Vanwege de corona-maatregelen heeft de mondelinge behandeling geen doorgang gevonden. Bij brief van 2 april 2020 is aan partijen medegedeeld dat de procedure schriftelijk zal worden voortgezet en is de zaak verwezen naar de rolzitting van 30 april 2020 voor het indienen van een conclusie van repliek.
1.3.
De kantonrechter heeft de uitspraak van dit vonnis bepaald op heden.
2. De vaststaande feiten
Als enerzijds gesteld en anderzijds erkend, dan wel niet of onvoldoende gemotiveerd weersproken, staat tussen partijen, voor zover van belang, het volgende vast.
2.1.
[eiser] is sinds 15 oktober 1985 in dienst bij RET en laatstelijk werkzaam in de functie van controleur openbaar vervoer.
2.2.
Op de arbeidsovereenkomst zijn van toepassing de CAO RET en de Werk- en Rusttijden Regeling (hierna: WRR).

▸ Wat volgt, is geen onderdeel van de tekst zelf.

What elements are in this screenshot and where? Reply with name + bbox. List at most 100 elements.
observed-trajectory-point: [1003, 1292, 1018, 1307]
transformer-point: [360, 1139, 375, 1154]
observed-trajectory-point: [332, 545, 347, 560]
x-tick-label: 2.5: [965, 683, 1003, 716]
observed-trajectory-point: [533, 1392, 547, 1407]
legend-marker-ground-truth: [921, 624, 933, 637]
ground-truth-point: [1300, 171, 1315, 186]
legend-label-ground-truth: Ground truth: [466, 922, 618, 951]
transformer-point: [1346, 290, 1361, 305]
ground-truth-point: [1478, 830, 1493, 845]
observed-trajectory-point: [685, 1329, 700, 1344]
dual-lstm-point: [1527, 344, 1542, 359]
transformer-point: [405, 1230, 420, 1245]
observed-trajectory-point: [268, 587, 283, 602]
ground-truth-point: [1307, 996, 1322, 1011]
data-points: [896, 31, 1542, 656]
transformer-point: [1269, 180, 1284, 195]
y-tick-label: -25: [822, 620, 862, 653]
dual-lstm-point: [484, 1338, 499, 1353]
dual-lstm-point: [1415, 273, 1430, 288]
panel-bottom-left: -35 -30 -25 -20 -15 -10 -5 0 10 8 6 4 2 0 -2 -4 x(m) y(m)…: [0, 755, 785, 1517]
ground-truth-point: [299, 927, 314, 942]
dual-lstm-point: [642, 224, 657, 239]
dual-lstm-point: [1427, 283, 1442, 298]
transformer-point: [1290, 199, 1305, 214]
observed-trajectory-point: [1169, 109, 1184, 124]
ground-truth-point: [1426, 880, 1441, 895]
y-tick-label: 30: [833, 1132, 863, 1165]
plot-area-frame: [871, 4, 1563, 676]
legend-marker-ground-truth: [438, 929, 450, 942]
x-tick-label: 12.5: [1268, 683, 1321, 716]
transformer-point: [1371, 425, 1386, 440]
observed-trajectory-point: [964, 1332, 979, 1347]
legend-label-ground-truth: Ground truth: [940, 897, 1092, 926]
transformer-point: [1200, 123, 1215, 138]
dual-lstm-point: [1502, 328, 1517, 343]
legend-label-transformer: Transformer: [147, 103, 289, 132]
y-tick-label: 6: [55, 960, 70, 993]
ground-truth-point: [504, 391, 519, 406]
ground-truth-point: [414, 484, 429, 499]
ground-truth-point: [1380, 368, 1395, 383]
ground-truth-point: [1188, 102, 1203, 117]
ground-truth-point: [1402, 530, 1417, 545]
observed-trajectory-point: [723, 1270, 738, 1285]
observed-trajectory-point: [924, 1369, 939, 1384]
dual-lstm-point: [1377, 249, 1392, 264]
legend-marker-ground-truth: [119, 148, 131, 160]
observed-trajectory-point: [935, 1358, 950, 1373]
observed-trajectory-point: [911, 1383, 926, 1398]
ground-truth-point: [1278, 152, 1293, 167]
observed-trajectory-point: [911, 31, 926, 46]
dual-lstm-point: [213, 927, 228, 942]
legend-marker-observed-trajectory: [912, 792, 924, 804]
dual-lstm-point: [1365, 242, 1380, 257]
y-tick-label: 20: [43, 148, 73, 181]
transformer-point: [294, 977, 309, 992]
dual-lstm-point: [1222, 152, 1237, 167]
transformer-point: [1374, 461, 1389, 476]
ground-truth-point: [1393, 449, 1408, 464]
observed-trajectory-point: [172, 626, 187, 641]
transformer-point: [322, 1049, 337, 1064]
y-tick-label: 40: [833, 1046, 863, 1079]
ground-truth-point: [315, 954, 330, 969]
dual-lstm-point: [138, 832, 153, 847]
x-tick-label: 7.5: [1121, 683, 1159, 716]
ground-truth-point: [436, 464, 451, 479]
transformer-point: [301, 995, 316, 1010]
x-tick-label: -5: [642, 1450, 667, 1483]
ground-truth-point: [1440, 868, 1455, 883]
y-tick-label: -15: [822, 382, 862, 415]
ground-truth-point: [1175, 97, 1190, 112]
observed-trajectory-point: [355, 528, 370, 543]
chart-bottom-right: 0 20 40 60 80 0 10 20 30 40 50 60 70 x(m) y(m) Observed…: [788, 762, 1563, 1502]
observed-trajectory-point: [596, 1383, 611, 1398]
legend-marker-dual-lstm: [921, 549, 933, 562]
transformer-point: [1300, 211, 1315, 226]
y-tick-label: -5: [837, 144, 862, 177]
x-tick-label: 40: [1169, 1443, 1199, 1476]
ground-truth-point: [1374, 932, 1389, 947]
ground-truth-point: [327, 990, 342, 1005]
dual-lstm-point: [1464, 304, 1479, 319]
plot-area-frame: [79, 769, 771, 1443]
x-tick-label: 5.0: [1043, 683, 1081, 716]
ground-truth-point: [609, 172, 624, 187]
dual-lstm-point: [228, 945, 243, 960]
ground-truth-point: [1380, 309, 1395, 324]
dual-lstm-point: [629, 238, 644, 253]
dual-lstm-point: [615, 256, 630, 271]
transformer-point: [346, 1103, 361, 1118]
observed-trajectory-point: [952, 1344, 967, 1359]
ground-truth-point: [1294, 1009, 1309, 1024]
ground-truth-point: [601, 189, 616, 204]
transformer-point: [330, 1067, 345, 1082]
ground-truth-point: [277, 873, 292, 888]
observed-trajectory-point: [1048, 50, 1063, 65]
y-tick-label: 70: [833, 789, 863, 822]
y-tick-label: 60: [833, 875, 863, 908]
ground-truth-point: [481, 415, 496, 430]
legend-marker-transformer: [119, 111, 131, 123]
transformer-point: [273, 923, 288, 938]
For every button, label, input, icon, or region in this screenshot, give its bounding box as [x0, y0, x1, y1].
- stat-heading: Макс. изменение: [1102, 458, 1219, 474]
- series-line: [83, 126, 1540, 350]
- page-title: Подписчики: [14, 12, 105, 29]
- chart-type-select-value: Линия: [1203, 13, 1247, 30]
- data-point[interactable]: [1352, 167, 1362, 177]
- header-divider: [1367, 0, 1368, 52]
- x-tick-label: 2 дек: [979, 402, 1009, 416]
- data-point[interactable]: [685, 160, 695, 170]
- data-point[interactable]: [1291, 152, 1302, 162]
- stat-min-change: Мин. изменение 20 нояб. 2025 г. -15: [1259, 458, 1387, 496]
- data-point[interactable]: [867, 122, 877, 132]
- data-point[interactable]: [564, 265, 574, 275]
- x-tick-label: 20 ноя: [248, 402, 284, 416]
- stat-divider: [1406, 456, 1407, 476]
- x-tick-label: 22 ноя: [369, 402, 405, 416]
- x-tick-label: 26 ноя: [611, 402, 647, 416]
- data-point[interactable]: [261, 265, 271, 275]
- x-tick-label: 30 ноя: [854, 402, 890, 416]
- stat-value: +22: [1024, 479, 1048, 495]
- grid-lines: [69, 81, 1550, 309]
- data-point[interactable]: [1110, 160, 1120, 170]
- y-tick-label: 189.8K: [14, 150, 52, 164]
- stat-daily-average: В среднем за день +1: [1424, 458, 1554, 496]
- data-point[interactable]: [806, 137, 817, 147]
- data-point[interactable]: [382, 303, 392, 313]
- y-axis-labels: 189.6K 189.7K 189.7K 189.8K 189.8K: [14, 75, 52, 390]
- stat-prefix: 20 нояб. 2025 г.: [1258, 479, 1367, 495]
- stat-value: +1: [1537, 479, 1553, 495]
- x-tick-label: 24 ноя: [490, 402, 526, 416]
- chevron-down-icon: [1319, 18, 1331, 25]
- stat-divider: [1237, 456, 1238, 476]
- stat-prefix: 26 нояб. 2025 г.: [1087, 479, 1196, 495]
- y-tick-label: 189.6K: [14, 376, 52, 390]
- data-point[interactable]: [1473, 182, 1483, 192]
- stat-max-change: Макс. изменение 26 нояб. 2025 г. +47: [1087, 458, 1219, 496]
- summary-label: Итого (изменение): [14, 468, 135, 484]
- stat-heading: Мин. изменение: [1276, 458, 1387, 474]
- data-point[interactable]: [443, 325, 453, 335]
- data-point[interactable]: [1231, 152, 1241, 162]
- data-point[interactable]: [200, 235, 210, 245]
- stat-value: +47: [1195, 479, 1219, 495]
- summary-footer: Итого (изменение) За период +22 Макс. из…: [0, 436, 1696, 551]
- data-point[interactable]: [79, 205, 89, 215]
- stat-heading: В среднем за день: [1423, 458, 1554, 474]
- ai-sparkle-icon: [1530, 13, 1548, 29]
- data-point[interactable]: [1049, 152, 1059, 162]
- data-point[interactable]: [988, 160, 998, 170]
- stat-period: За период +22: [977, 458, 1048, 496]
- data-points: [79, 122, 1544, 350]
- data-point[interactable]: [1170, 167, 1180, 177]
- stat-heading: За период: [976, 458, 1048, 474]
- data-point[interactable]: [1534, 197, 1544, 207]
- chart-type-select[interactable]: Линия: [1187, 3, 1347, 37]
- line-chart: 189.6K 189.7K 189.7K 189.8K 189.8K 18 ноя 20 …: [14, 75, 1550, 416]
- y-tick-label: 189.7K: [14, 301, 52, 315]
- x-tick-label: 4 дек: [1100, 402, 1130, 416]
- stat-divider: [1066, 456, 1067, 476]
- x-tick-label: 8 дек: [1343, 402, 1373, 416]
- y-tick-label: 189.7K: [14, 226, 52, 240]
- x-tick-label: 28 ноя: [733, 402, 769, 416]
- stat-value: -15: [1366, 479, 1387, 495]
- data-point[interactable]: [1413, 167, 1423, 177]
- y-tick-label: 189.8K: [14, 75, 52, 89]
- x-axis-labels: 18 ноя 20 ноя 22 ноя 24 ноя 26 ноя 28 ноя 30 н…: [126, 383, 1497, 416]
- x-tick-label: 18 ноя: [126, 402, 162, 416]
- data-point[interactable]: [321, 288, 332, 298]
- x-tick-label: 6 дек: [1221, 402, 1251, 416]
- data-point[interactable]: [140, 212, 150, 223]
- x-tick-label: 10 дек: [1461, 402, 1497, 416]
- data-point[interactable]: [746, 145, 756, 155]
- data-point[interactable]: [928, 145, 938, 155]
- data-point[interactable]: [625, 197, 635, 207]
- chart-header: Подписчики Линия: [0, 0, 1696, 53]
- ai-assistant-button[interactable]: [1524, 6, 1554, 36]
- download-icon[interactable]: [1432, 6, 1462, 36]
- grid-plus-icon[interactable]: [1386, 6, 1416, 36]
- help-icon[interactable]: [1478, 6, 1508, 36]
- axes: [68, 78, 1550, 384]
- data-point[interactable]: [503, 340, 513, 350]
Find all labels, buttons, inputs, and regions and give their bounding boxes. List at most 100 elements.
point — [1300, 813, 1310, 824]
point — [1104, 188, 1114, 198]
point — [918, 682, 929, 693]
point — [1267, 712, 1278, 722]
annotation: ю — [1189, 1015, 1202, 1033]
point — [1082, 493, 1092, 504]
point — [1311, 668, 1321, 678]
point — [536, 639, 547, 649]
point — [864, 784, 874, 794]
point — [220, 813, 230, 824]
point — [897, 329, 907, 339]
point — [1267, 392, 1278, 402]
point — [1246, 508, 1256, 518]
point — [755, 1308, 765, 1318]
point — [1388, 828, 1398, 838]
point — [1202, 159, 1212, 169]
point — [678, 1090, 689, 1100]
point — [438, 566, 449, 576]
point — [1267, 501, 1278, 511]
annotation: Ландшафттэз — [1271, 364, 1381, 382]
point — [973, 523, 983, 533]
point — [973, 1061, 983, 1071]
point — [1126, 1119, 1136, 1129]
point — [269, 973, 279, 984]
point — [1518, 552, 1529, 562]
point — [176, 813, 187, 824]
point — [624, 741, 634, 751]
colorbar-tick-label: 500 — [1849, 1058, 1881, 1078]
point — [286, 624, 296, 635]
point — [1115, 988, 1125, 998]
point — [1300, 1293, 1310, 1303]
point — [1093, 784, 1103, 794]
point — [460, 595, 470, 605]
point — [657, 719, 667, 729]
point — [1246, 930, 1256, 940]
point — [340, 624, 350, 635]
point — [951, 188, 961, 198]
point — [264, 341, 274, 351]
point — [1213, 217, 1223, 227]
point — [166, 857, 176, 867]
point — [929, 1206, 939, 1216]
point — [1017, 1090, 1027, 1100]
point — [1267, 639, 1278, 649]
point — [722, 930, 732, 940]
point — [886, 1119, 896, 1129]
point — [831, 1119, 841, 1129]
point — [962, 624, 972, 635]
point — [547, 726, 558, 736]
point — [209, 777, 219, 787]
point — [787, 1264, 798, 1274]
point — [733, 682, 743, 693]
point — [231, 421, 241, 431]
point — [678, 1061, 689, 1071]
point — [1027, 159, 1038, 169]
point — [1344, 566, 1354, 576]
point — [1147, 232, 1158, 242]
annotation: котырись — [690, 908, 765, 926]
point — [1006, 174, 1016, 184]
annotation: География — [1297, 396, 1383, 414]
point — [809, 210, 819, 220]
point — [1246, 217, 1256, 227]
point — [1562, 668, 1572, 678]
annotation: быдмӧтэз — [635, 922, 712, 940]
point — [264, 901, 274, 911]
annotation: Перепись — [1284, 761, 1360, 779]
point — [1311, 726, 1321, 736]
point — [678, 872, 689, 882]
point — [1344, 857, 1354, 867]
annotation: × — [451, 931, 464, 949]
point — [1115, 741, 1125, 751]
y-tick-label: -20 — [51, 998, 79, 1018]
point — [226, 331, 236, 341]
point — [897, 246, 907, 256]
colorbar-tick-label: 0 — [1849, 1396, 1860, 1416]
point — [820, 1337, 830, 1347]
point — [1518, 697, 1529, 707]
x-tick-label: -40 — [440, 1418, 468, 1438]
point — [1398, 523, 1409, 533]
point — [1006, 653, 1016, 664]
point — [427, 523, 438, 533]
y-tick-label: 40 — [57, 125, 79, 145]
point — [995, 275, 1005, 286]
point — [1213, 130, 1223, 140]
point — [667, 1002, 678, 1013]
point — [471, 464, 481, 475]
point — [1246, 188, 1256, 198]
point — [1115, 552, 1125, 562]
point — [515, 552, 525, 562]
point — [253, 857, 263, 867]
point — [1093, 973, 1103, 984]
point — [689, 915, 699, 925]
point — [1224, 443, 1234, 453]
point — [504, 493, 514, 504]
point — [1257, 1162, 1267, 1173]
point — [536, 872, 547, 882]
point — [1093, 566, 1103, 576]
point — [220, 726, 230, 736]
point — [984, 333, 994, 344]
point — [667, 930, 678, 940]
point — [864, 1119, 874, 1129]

Artikel 1.1. van de WRR luidt - voor zover thans relevant - als volgt:
“1.1. (…) Het uitgangspunt is om voor voltijd medewerkers op een daggemiddelde uit te komen van 8 uur werktijd per dienst en een evenredige verdeling van de diensten in het rooster te bewerkstelligen. (…) De arbeidsduur per jaar kan evenwel niet meer bedragen als de resultante van de formule “bepaling jaarlijkse arbeidsduur” (zie artikel 4.2.4).”
2.3.
Artikel 1.9 van de WWR luidt als volgt:
“1.9. Een medewerker met een voltijd contract kent bij een werkweek van gemiddeld 36 uur, tenminste 129 roostervrije dagen (exclusief doordeweekse feestdagen) per jaar. Het totaal aantal roostervrije dagen wordt elk jaar opnieuw vastgesteld.”
2.4.
RET kent tevens een seniorenregeling, welke is vastgelegd in de Seniorenregeling 2008 (hierna: de seniorenregeling). De kern van de seniorenregeling is effectieve verkorting van de arbeidstijd ter realisering van voldoende hersteltijd. Artikel 1.2 van de seniorenregeling luidt - voor zover thans relevant - als volgt:
“1.2. (…) Na toestemming plaatst het Bedrijfsbureau Exploitatie de medewerker in een seniorenrooster met de volgende uitgangspunten.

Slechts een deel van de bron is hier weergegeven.